Carolyn Hax: Try accepting beau for who he is

Carolyn Hax Washington Post

Dear Carolyn: I have been with my boyfriend for seven years. We began dating because I asked him out. I was the first to say, “I love you.” I was the one, after two years, who brought up moving in together. In seven years, I seem to have been the only one making decisions about our future.

So I refuse to bring up marriage. I wanted it to come from him, I needed him to want it, and I waited very patiently.

I do not want to break up my family. I want to be in a relationship knowing the other intends to spend the rest of his life with me. We split expenses. He has a financial cushion, I struggle paycheck to paycheck. I was a single young mother and struggled. He lived with his mother for the majority of his life and has invested and saved.

It is not about the money, though I do feel as if we are two separate islands. I feel so very lonely. – T.

I get why you’re miserable and why you pinpoint your boyfriend’s failure to merge your “separate islands” as the source of your misery.

But I can also argue that you’ve brought misery upon yourself.

You say your boyfriend didn’t put any moves on you, didn’t volunteer I-love-you’s, didn’t pine to live with you, and (theatrical throat-clearing here) didn’t even leave his mother’s nest to go out and feather his own.

So how, exactly, did he become someone in your mind who would ever initiate anything?

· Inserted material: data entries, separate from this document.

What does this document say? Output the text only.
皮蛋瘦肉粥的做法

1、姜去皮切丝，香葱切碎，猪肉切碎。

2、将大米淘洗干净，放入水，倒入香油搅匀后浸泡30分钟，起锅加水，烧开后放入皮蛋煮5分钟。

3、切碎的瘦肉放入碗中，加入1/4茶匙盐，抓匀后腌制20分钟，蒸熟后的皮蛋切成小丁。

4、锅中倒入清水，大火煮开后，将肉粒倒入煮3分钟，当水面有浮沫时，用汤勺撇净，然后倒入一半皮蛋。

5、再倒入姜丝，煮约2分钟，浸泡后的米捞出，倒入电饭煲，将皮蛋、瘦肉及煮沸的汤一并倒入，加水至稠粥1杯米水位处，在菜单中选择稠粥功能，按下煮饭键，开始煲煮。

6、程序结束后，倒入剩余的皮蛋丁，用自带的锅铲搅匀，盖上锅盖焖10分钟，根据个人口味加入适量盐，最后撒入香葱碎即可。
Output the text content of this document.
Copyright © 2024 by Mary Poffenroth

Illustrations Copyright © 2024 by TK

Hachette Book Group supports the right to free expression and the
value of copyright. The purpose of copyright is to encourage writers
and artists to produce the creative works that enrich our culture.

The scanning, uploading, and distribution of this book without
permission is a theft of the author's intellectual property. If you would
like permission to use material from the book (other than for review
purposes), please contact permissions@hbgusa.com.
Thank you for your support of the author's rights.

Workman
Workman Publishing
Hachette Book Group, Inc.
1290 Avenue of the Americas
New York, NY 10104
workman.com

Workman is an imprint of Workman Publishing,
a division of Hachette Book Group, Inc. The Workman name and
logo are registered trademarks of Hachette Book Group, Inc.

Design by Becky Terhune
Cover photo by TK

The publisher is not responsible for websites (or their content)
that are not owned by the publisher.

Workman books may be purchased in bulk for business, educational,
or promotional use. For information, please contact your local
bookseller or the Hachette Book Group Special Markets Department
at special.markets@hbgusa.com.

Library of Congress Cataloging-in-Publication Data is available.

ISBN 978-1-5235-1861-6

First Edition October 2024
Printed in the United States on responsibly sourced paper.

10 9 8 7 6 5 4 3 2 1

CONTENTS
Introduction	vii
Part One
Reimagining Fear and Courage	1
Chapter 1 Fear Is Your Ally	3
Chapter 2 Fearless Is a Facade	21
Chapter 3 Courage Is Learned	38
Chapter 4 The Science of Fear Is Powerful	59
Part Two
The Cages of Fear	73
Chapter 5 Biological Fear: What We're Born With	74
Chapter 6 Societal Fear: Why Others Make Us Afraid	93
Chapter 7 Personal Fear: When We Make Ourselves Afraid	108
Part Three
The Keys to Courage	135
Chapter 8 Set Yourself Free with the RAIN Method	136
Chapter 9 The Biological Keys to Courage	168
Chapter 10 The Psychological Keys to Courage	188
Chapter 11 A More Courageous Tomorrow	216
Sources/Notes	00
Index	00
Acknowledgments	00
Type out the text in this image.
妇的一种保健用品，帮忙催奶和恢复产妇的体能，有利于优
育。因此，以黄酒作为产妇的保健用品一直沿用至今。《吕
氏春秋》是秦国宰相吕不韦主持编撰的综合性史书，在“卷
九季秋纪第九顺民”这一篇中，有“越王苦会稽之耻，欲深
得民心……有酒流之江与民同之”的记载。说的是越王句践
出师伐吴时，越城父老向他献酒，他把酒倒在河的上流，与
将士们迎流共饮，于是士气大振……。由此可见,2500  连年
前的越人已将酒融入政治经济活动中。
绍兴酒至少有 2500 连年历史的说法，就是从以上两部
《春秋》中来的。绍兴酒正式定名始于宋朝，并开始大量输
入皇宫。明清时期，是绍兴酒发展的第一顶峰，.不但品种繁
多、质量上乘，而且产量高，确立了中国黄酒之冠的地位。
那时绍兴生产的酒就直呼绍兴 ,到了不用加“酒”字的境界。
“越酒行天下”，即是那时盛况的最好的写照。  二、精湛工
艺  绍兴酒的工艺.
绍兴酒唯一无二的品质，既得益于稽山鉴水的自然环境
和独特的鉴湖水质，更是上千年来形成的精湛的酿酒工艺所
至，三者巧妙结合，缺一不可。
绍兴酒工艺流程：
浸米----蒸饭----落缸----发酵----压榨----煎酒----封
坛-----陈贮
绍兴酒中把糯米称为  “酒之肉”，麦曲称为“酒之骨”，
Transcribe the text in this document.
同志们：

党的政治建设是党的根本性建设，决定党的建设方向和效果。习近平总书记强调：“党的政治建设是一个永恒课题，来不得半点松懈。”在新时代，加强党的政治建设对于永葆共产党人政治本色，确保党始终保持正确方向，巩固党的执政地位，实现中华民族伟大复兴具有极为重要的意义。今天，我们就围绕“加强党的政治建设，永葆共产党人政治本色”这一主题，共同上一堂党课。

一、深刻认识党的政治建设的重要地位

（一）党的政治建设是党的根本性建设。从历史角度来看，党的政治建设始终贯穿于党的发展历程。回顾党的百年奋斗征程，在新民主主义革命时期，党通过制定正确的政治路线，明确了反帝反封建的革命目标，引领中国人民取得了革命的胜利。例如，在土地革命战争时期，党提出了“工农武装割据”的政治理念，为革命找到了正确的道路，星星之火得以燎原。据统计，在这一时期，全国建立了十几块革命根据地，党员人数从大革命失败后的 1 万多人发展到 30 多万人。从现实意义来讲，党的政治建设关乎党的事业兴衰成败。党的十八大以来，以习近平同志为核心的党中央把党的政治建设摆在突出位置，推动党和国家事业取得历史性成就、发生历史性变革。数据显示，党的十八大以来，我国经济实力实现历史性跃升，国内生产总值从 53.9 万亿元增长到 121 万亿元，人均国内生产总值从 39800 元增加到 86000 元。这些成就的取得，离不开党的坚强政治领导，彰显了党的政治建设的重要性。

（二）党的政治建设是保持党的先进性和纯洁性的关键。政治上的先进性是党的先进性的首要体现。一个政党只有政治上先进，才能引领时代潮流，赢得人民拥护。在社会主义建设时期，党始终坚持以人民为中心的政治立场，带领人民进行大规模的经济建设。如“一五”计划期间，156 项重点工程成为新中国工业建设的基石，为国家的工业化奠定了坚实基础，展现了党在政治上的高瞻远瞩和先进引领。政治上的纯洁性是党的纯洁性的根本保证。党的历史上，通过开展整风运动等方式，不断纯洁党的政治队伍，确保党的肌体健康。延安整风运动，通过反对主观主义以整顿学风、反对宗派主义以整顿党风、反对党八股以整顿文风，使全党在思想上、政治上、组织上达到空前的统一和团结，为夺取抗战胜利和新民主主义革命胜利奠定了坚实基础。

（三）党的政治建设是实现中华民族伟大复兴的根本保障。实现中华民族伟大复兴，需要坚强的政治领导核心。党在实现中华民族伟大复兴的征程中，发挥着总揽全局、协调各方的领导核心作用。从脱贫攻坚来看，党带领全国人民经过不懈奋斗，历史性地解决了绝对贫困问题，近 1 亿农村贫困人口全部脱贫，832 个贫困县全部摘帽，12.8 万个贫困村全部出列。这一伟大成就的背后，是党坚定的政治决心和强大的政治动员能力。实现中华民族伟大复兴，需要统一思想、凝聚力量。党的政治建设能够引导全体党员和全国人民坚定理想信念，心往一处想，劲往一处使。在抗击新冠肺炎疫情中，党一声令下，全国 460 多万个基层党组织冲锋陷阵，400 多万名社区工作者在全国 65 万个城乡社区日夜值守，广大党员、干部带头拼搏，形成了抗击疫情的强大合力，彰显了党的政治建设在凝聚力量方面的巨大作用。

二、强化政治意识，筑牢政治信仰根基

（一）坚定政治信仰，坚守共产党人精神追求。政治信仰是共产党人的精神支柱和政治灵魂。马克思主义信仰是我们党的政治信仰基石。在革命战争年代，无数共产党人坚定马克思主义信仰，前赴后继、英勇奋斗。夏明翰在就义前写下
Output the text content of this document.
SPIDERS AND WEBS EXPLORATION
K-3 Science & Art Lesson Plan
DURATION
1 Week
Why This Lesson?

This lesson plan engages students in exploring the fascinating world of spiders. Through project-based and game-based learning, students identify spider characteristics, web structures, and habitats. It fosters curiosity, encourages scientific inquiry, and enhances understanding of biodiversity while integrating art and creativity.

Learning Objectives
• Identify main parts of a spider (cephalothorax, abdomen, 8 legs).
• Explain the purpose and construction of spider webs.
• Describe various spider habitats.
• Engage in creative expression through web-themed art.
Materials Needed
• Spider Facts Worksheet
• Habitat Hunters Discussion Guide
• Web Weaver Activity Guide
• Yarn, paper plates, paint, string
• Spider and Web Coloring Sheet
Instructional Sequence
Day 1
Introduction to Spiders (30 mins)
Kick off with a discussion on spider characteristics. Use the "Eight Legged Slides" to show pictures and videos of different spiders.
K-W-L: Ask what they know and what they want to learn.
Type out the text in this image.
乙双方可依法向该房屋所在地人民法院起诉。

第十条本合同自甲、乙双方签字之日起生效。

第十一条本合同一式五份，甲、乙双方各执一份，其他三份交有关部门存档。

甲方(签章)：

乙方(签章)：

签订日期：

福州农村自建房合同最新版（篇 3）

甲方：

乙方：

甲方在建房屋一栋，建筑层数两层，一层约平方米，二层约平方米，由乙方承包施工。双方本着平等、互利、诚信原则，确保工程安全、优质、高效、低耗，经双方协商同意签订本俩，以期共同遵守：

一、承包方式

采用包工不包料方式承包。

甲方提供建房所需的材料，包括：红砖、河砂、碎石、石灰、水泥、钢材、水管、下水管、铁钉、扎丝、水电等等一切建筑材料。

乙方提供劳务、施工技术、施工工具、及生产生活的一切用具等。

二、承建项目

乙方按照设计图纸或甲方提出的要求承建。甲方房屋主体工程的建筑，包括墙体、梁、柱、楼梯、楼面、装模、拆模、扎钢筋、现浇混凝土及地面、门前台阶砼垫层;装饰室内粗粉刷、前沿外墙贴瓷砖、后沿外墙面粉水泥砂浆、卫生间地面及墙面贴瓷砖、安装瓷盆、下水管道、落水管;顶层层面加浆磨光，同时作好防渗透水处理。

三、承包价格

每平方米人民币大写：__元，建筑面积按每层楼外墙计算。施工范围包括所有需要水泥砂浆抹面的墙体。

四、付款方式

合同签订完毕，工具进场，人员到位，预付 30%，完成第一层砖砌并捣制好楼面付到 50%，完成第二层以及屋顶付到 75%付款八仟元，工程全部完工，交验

He is who he is. Expecting him to transform into a man of pro-action seems about as realistic as expecting him to sprout feathers and quack the national anthem.

Before you implode with bitterness – and with the help of good counseling if that’s what it takes – please consider accepting your boyfriend for who he is. He may not love you the way you want, but apparently he’ll live the way you want, provided you spell it all out.